In the past two years, Jeeves has inked deals for its search services with more than 75 companies, including Barclays, Dell, Ford, Microsoft, Nike, Office Depot and Radio Shack. The b-to-b side of the house brought in $10 million in the first quarter of this year and now accounts for more than half the company's revenue. "I got full return on my investment in one year," says Ed Campbell, a senior official at Interact Commerce Corp., maker of SalesLogix software, which spent more than $1 million on a Jeeves search package.
But happy clients won't ensure the survival of Ask Jeeves. The company has been burning money at a rapid clip: Last year Jeeves' revenue grew to $97 million, but losses ballooned to $188 million. And for a few days in April its stock dipped below the dreaded $1 mark.
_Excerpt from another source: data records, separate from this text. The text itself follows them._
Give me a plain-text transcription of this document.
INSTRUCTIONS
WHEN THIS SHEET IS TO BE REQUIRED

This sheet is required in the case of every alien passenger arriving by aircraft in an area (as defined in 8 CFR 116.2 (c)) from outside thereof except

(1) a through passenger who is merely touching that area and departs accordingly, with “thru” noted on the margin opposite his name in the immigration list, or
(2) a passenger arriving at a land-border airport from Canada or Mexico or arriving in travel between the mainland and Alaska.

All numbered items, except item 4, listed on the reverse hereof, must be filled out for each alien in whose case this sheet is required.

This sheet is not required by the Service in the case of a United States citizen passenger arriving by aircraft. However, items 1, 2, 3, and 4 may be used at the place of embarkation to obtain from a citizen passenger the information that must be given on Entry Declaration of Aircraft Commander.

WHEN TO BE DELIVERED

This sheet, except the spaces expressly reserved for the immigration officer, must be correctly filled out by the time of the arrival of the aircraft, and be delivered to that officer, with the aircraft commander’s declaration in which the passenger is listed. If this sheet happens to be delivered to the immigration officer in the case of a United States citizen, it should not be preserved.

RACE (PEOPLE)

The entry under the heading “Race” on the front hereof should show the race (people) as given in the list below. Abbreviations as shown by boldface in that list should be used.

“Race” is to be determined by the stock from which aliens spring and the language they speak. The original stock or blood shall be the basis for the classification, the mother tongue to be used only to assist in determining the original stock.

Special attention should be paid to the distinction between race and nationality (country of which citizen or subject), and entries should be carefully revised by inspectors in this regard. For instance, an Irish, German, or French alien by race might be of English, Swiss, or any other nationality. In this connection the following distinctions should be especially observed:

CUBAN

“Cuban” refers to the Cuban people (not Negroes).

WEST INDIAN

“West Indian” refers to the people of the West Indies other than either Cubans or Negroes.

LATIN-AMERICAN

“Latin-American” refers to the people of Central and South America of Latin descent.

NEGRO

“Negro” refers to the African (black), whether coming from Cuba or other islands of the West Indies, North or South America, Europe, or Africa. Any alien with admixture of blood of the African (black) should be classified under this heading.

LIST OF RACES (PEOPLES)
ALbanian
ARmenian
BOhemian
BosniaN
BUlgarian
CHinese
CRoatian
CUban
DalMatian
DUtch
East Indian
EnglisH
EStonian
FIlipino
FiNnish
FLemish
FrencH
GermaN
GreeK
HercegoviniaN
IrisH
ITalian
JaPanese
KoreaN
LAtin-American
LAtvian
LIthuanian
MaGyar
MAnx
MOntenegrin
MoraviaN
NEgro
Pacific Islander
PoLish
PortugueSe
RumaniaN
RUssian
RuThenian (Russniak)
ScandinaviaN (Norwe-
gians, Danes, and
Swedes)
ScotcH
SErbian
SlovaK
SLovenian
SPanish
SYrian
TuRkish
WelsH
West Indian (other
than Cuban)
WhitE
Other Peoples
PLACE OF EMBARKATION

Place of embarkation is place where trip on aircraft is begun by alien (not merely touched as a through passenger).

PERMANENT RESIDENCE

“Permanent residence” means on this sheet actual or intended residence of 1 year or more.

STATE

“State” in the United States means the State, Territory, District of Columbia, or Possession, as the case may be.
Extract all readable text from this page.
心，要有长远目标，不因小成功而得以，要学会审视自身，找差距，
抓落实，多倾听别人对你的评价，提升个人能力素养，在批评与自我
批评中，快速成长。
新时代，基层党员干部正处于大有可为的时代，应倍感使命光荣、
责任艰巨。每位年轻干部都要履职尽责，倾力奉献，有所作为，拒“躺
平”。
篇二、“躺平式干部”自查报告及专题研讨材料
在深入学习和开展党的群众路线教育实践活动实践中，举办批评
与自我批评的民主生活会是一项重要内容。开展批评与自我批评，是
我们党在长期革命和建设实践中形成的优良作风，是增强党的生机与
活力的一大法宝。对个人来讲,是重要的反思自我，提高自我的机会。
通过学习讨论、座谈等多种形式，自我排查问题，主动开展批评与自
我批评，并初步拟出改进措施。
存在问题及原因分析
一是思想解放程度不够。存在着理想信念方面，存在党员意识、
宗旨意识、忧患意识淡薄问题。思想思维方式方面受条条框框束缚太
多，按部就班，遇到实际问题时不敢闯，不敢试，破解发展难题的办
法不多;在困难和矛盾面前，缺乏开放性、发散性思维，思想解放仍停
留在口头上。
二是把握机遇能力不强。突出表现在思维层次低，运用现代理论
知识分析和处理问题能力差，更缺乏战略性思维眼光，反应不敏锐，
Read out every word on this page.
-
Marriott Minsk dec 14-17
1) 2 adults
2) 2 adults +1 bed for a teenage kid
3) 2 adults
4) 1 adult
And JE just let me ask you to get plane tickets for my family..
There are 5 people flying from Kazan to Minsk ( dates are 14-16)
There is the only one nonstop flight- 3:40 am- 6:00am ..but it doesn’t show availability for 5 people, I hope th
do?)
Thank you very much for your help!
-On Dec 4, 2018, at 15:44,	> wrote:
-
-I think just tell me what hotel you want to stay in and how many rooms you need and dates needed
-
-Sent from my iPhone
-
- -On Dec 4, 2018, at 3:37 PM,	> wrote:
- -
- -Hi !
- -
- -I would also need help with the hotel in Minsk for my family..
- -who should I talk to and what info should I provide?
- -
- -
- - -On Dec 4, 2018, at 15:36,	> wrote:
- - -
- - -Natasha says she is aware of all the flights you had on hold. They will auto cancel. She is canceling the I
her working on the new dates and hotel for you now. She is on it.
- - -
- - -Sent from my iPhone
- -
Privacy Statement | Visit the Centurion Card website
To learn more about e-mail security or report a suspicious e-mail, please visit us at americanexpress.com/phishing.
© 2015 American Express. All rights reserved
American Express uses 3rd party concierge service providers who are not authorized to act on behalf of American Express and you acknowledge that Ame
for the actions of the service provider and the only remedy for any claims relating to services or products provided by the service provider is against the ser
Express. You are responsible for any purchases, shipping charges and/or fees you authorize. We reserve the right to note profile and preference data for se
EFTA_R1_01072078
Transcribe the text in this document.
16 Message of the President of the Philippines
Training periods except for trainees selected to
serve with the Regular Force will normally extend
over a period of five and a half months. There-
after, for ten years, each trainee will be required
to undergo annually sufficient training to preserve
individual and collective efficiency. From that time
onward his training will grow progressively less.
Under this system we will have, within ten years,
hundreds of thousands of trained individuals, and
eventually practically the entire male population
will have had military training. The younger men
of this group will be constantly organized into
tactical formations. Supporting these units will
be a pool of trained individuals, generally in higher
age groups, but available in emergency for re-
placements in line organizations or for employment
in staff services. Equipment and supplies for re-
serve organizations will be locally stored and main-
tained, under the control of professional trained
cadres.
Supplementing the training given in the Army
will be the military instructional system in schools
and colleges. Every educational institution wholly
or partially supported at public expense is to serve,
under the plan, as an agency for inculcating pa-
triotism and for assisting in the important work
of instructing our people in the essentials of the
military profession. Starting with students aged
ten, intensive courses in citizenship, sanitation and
First-quarter results reported on April 25, however, suggest Jeeves is at least moving in the right direction. CEO George "Skip" Battle said revenues reached $19 million, up from $18 million the same quarter a year ago; net losses were down to $39 million, from $47 million. With $87 million in the bank, he predicted pro-forma profitability (which excludes stock-based compensation, amortization of good will from acquisitions and one-time items such as restructuring charges) by the fourth quarter of this year. But as advertising revenue continues to decline, survival will depend on signing up more corporate clients - and on more cost-cutting, which Battle claims will save the company $50 million this year. "I'm more optimistic now even than when I came here as interim CEO in December," he says.
Maybe so, but the market doesn't agree. Jeeves' stock has traded at or below $5 for the last five months.
In 1998, as it became clear Yahoo and AOL were winning the portal wars and Ask Jeeves was going to be an also-ran, Jeeves executives began questioning their ad-based business model. Worrying that the bigger brands would capture the lion's share of advertising dollars, they debated whether to add b-to-b services to their offerings. They never resolved the issue or developed a plan. Instead, board member Dan Miller and then-CEO Rob Wrubel "just went out and got some customers," notes Battle, a board member at the time. "There were customers before there was a business plan."
What execs realized was that the company's natural-language search technology - which allows surfers to ask straightforward questions rather than use keywords - was ideally suited to business customers, many of whom were Net newbies. If you ask Jeep.com, "Does the Jeep Cherokee come in purple?" the site comes back with "What colors are available for the Jeep Cherokee?" and then lists the current range, from silverstone to patriot blue.
Throughout 1999, as big business hurried to catch up with the Internet revolution, Ask Jeeves found clients willing to pay up to $1 million a year for customized service. When the company went public July 1 of that year, most of the buzz was about the search engine. But big brands like Compaq and Dell had become Jeeves clients that summer and helped push the IPO to stratospheric heights, with a first-day close of $65. Corporations began flocking to Jeeves, in most cases hoping to improve customer relationships and cut call-center costs. "The particular product we're selling, brokerage services, depends on speed and efficiency," says Dave Whitmore, senior VP of customer experience at Datek Online, a trading service that's one of Ask Jeeves' most enthusiastic clients. "If a potential customer comes to the site for the first time and fishes around looking for answers, all the while getting more frustrated, then that undermines the message my marketing guys are sending out every day, that we do this well."